- Nearest city: Guaraqueçaba, Paraná
- Coordinates: 25°10′25″S 48°18′00″W﻿ / ﻿25.173565°S 48.29993°W
- Area: 819.18 hectares (2,024.2 acres)
- Designation: Private natural heritage reserve
- Created: 7 December 1994

= Salto Morato Private Natural Heritage Reserve =

Natural heritage reserve in Brazil

The Salto Morato Private Natural Heritage Reserve (Reserva Natural Salto Morato is a private natural heritage reserve in the state of Paraná, Brazil.

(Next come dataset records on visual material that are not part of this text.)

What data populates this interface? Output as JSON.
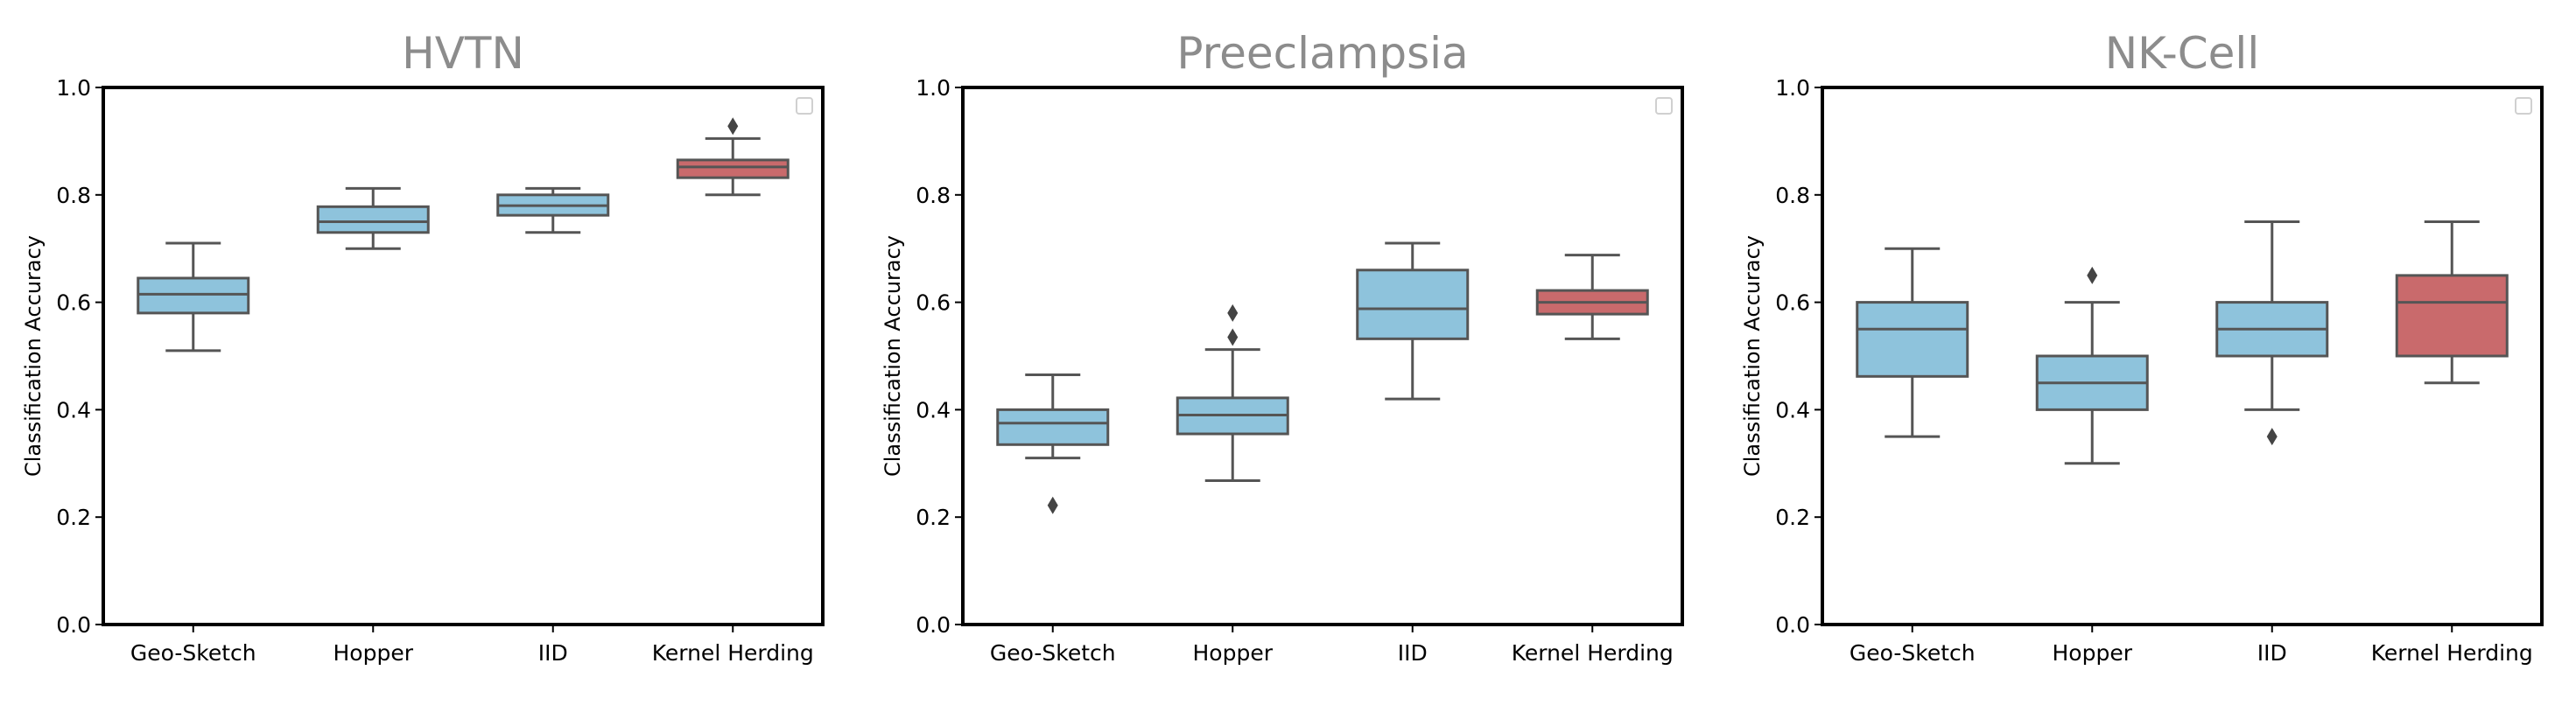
{
  "chart_data": [
    {
      "type": "boxplot",
      "title": "HVTN",
      "ylabel": "Classification Accuracy",
      "xlabel": "",
      "ylim": [
        0.0,
        1.0
      ],
      "yticks": [
        "0.0",
        "0.2",
        "0.4",
        "0.6",
        "0.8",
        "1.0"
      ],
      "categories": [
        "Geo-Sketch",
        "Hopper",
        "IID",
        "Kernel Herding"
      ],
      "boxes": [
        {
          "name": "Geo-Sketch",
          "whisker_low": 0.51,
          "q1": 0.58,
          "median": 0.615,
          "q3": 0.645,
          "whisker_high": 0.71,
          "outliers": [],
          "color": "#8ec3dc"
        },
        {
          "name": "Hopper",
          "whisker_low": 0.7,
          "q1": 0.73,
          "median": 0.75,
          "q3": 0.778,
          "whisker_high": 0.812,
          "outliers": [],
          "color": "#8ec3dc"
        },
        {
          "name": "IID",
          "whisker_low": 0.73,
          "q1": 0.762,
          "median": 0.78,
          "q3": 0.8,
          "whisker_high": 0.812,
          "outliers": [],
          "color": "#8ec3dc"
        },
        {
          "name": "Kernel Herding",
          "whisker_low": 0.8,
          "q1": 0.832,
          "median": 0.852,
          "q3": 0.865,
          "whisker_high": 0.905,
          "outliers": [
            0.928
          ],
          "color": "#c96a6c"
        }
      ]
    },
    {
      "type": "boxplot",
      "title": "Preeclampsia",
      "ylabel": "Classification Accuracy",
      "xlabel": "",
      "ylim": [
        0.0,
        1.0
      ],
      "yticks": [
        "0.0",
        "0.2",
        "0.4",
        "0.6",
        "0.8",
        "1.0"
      ],
      "categories": [
        "Geo-Sketch",
        "Hopper",
        "IID",
        "Kernel Herding"
      ],
      "boxes": [
        {
          "name": "Geo-Sketch",
          "whisker_low": 0.31,
          "q1": 0.335,
          "median": 0.375,
          "q3": 0.4,
          "whisker_high": 0.465,
          "outliers": [
            0.222
          ],
          "color": "#8ec3dc"
        },
        {
          "name": "Hopper",
          "whisker_low": 0.268,
          "q1": 0.355,
          "median": 0.39,
          "q3": 0.422,
          "whisker_high": 0.512,
          "outliers": [
            0.535,
            0.58
          ],
          "color": "#8ec3dc"
        },
        {
          "name": "IID",
          "whisker_low": 0.42,
          "q1": 0.532,
          "median": 0.588,
          "q3": 0.66,
          "whisker_high": 0.71,
          "outliers": [],
          "color": "#8ec3dc"
        },
        {
          "name": "Kernel Herding",
          "whisker_low": 0.532,
          "q1": 0.578,
          "median": 0.6,
          "q3": 0.622,
          "whisker_high": 0.688,
          "outliers": [],
          "color": "#c96a6c"
        }
      ]
    },
    {
      "type": "boxplot",
      "title": "NK-Cell",
      "ylabel": "Classification Accuracy",
      "xlabel": "",
      "ylim": [
        0.0,
        1.0
      ],
      "yticks": [
        "0.0",
        "0.2",
        "0.4",
        "0.6",
        "0.8",
        "1.0"
      ],
      "categories": [
        "Geo-Sketch",
        "Hopper",
        "IID",
        "Kernel Herding"
      ],
      "boxes": [
        {
          "name": "Geo-Sketch",
          "whisker_low": 0.35,
          "q1": 0.462,
          "median": 0.55,
          "q3": 0.6,
          "whisker_high": 0.7,
          "outliers": [],
          "color": "#8ec3dc"
        },
        {
          "name": "Hopper",
          "whisker_low": 0.3,
          "q1": 0.4,
          "median": 0.45,
          "q3": 0.5,
          "whisker_high": 0.6,
          "outliers": [
            0.65
          ],
          "color": "#8ec3dc"
        },
        {
          "name": "IID",
          "whisker_low": 0.4,
          "q1": 0.5,
          "median": 0.55,
          "q3": 0.6,
          "whisker_high": 0.75,
          "outliers": [
            0.35
          ],
          "color": "#8ec3dc"
        },
        {
          "name": "Kernel Herding",
          "whisker_low": 0.45,
          "q1": 0.5,
          "median": 0.6,
          "q3": 0.65,
          "whisker_high": 0.75,
          "outliers": [],
          "color": "#c96a6c"
        }
      ]
    }
  ]
}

It protects an area of Atlantic Forest that is home to many endemic bird species.

==Location==

The Salto Morato Private Natural Heritage Reserve is in the municipality of Guaraqueçaba on the coast of the north of Paraná.
The property has an area of 2253 ha.
Of this, 819.18 ha has been officially recognized as a Private Natural Heritage Reserve, but the remainder is managed in the same way and should be recognized after regularization of land titles.
There are interpretive trails, a visitor center, kiosks, camping, lodging for researchers, a research center and a laboratory.
There is a meteorological station that is part of the Paraná Meteorological System (SIMEPAR).
Pets are not allowed.
The reserve has supported scientific research from time of opening.

==Environment==

The reserve protects an area of Atlantic Forest.
It includes alluvial, submontane, montane and high montane formations.
It also protects landscapes of rare beauty, such as the Garacuí and Morato mountains and the Salto Morato waterfall, with a height of about 120 m
It is home to a significant number of endemic species of birds.
646 vascular plant species have been identified as well as 93 mammal species, 325 bird species, 36 reptile species, 61 amphibian species and 55 fish species.
The reserve is part of the Lagamar Mosaic of conservation units.
Researchers have found two new species of fish and a new species of three-toed frog.
There is a 100-year-old fig tree, the Figueira do río Engenho, whose roots form a natural bridge over 6 m of the Ingenio River.

==History==

The land was purchased by the Fundação Grupo Boticário de Proteção à Natureza (Note: The Fundação Grupo Boticário de Proteção à Natureza is a non profit organization established by O Boticário, a major cosmetic company.) in 1994 with support from The Nature Conservancy, and was recognized as a Private Natural Heritage Reserve the same year.
The Salto Morato Private Natural Heritage Reserve was created by ordnance 132 of 7 December 1994 with an area of 819.18 ha.
It opened to the public in 1996.
UNESCO recognized the reserve in 1999 as a natural World Heritage Site.